That is why the skies are now open…they are waiting, she mused. They are hungry.
The staggering horde of sleeping men and women seemed to number only two or three hundred by her count - but from behind them, she saw something else: thousands of small, bobbing lights, and a great flowing sea of shadows emerging from the mist. When she squinted her eyes at the moving shadows she saw only what looked like reeds and bushes…but then she saw they were drawing closer, and from within the shifting mass, there bobbed a helmet rusted red through and through.
By the light of the moon, the first skull she saw almost seemed to glow - the skeletal body covered over with so much mud and debris from the ages that it had dried and hardened until the dead man was more marsh than bone.
The skeleton walked with a stiff soldier’s gait as it might have in life, and as she drew her gaze across the tide Vasilisa saw the Gravemarsh had now released its many drowned from its grasp - an army of hundreds who lay dead for centuries now risen from their graves and bringing up the rear of the approaching horde.
In their hands the silent dead clutched ancient, rusted blades and axes retrieved from the muck, set to fight one, final war.
And in hollows of their dead eyes…she saw twinkling starlight.
“Gods above…look…look…” Serhij stammered, his face completely drained of color as he beheld the dead. “Gods of heaven and below…what are- how-”
“Harvest,” Vasilisa whispered more to herself than the magister. “You repelled it once, and now it comes back with more. The Dreamers…”
“How can you kill dead men?” Serhij wondered aloud, looking to her for answers. “How?”
The magister’s questions and the awestruck murmurs of the men around her fell quietly to her ears as Vasilisa leaned out across the battlements and tried to peer further past the darkness. Through the sea of mist and the staggering dead, she saw one figure that towered above the rest slowly emerge into view.
The one who led the horde rode atop a great, ugly plow-horse that could barely hold its weight. The Dreamer resembled a dead man freshly turned from the grave, but with monstrously-wide, muscular shoulders and a great tangle of black, oily hair that reached down to its waist. Covering its cracked skin of clay was a long blood-soaked shawl, and bracers of iridescent glass shimmered on the Dreamer’s forearms. It's cracked face bore two hollows for eyes, but within the emptiness Vasilisa sensed the Dreamer's gaze meet hers, and it took all her might to resist the urge to fall to her knees. The feeling of domination, of crushing, terrible might, struggled to force her to her knees - but her silent heart burned in defiance, and her soul flooded with warmth to ward away the cold, twisting darkness that filled her vision.

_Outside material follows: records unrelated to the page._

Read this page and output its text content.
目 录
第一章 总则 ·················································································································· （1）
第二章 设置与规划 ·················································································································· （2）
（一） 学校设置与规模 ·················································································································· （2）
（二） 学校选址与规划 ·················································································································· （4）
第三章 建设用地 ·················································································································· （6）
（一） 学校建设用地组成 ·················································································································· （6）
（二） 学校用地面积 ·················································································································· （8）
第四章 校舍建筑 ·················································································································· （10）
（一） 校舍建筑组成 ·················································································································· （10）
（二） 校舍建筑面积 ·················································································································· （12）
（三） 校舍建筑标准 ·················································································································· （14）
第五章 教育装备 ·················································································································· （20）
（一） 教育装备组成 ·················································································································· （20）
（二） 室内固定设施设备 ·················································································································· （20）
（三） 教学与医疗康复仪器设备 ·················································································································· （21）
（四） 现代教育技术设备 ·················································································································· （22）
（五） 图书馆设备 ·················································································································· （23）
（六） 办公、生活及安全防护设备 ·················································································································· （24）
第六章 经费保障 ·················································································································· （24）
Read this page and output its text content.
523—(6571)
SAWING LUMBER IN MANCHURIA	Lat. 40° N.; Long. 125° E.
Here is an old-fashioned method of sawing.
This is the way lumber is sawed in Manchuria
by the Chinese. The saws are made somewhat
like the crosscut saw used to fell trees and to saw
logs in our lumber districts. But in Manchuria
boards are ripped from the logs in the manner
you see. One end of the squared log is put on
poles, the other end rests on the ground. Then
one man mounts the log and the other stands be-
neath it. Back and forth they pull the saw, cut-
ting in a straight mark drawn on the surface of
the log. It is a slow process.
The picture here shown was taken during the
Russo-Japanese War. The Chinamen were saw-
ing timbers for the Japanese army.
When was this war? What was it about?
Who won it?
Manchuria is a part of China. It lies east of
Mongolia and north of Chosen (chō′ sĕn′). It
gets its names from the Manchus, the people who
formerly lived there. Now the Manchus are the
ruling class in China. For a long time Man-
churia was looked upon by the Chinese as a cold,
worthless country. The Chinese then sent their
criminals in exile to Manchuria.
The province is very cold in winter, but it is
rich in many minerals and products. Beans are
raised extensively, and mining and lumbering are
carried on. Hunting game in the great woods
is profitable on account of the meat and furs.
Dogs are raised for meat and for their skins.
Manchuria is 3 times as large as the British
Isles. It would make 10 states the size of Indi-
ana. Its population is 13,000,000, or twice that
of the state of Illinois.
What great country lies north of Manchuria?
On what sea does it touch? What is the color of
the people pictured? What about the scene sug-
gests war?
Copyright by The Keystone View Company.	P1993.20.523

“The time has come.” The voice that crept from the monster’s stony throat sounded one-part a howl, and to her, one part a song - a melody of a thousand different heavenly noises that overlapped and blended into the song of the stars. It would have brought her to tears, had its singer not been the thing of nightmares.
As the Dreamer's voice carried out over the town, Vasilisa saw several of the militiamen and druzhinniks tremble before its call.
The Dreamer pulled its worn steed to a stop just beyond the reach of the crossbows on the walls, and then the entire swath of men and dead fell to a stop as one alongside it. Only when the splashing and squelching footfalls fell silent did Vasilisa realize that the rest of the marshes had fallen silent - no waterfowl screeched, no insects chittered - everything, everyone stood stock still. Fear choked out all sound of life around.
“Hold, everyone!” She called to the men on the walls, and those who stood in formation down below. No one can deny it now. No one can close their eyes. “Fear will be your end! Do not let it drown you!”
The Dreamer raised one hand into the air, and then there came another song.
“The Heralds call. The Majesties awaken. And we are coming home.”
The dreadful hand came down. Then the dead and the sleepers charged forth - and their rattling shrieks filled the world.
"Do not be afraid!"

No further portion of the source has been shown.